When I add text from another document or web page into a Word document, I want the current style in my Word document to control the style of the pasted text. But instead, I end up with the pasted text being in "Normal (Web)" style or some other style with the wrong font.
In Word 2003 and Word XP, you can click the Paste Options Smart Tag and choose Match Destination Formatting from the pop-up menu to make the pasted text take on the current style.
If you've turned off Smart Tags, or if you're using Word 2000, you're pretty much stuck using Paste Special to paste in the text without any formatting (choose Edit » Paste Special » Unformatted Text), unless you're prepared to create a macro for doing so. If you do a lot of pasting, creating a macro might be worthwhile. When you paste unformatted text, it receives the style currently applied to the paragraph in which you paste it.
Watch Out When Formatting Starts to "Slip"
The formatting in my documents sometimes "slips"for example, I applied boldface to some text, but it changed back to the regular font after I edited another section of the document and then returned to it.

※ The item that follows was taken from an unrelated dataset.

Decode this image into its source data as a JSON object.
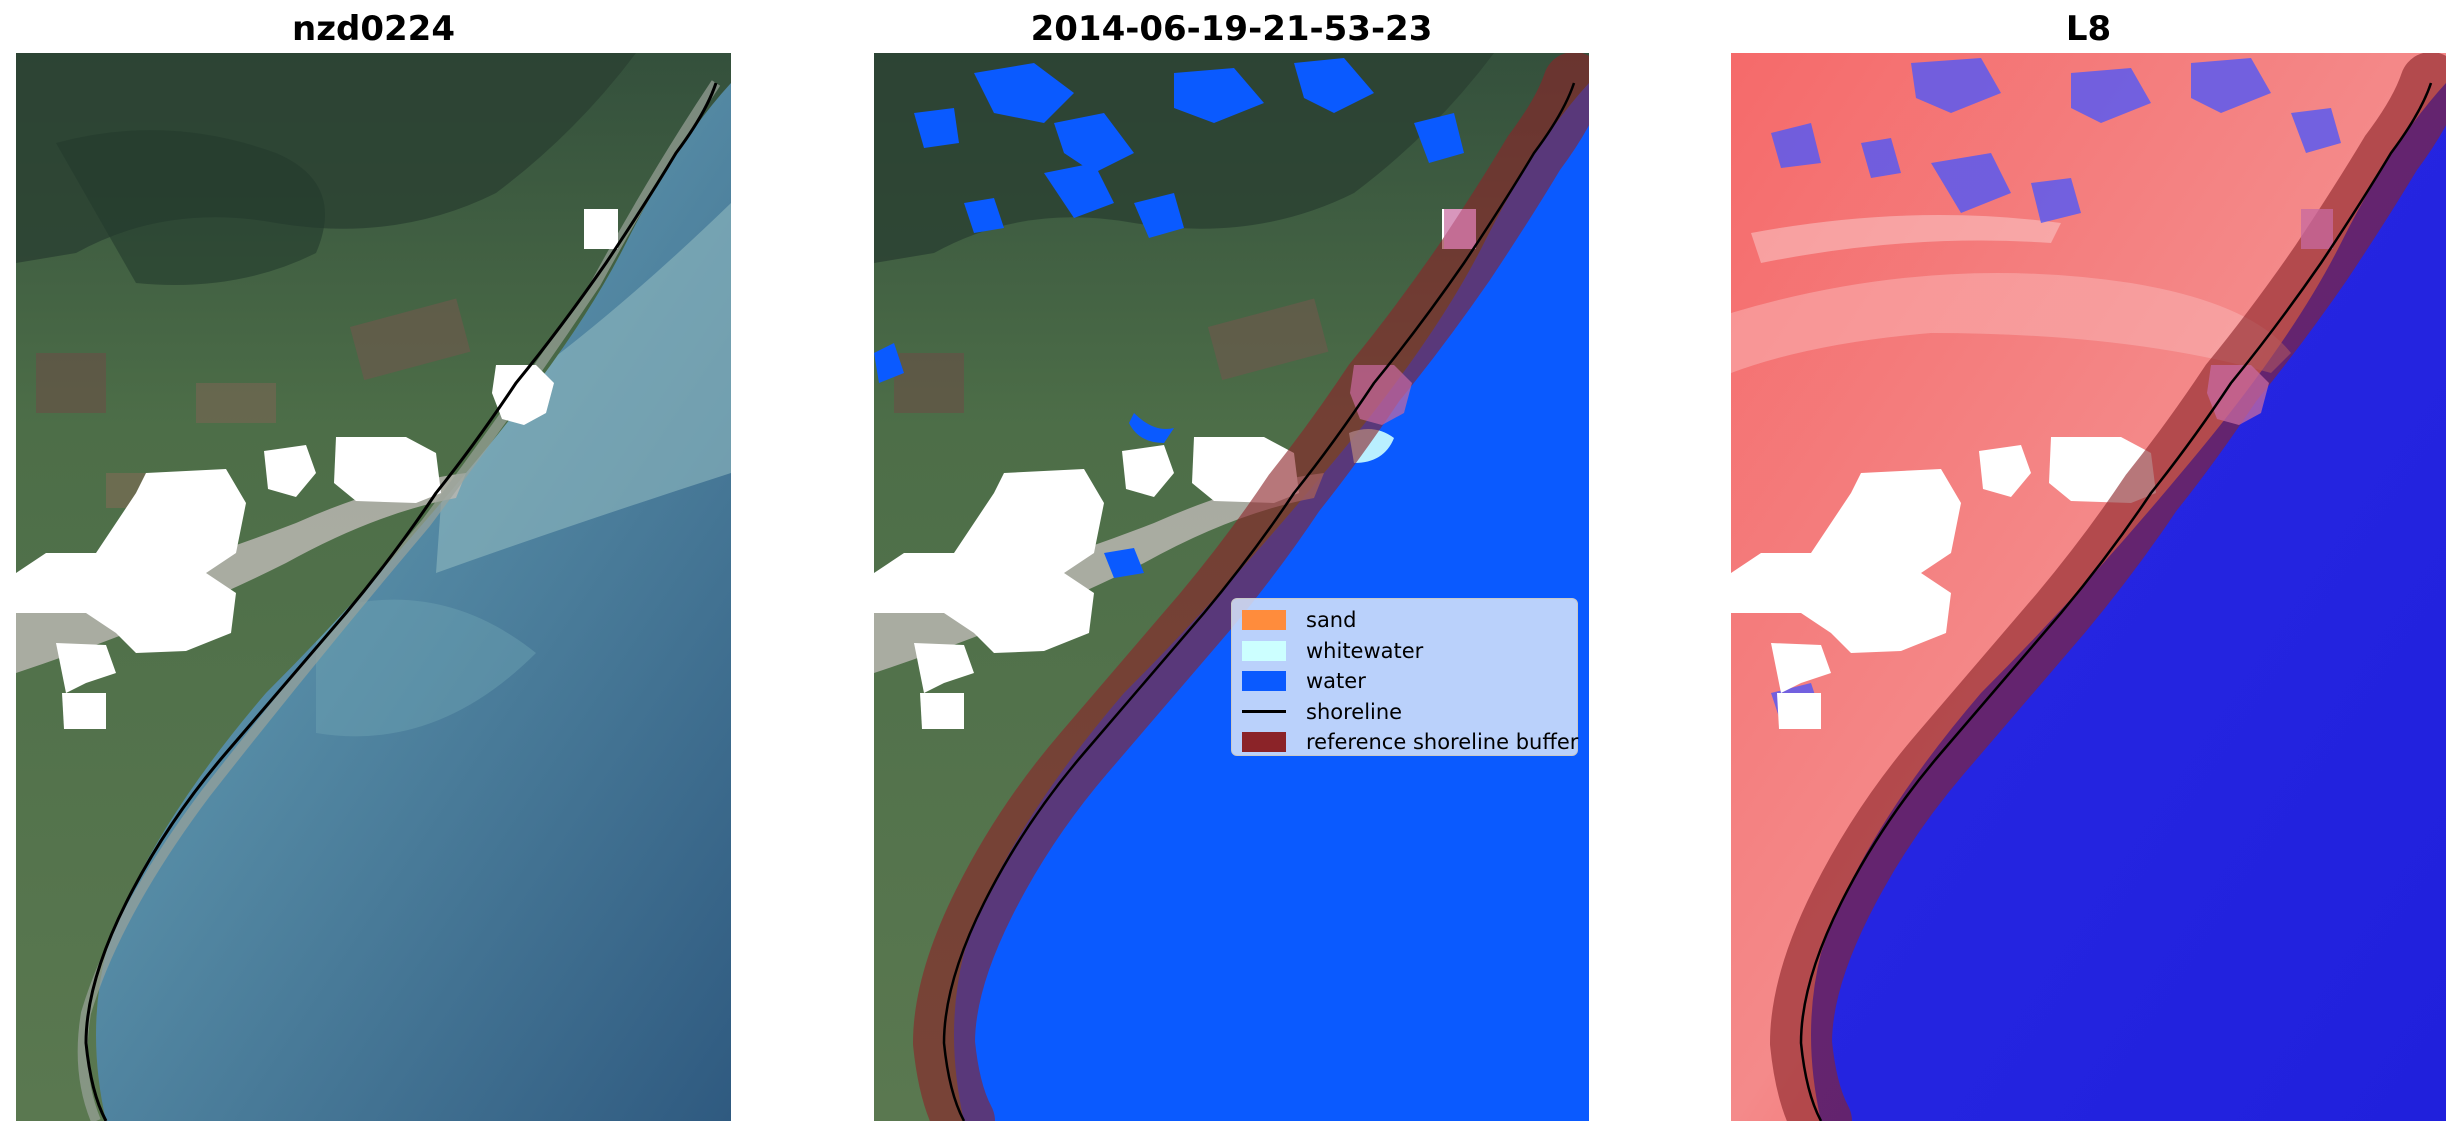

This isn't a fix, but an emergency warning. Formatting slipping like this means that the document is getting corrupted. Save the contents of your document in another format before the corruption gets worse. Choose File » Save As, select Rich Text Format in the "Save as type" drop-down list, and save the document as a rich text file. Close the document, and copy the rich text document to a backup medium. Then create a new Word document, choose Insert » File, insert the contents of the rich text file, and save the document. Check the document all the way through for missing text.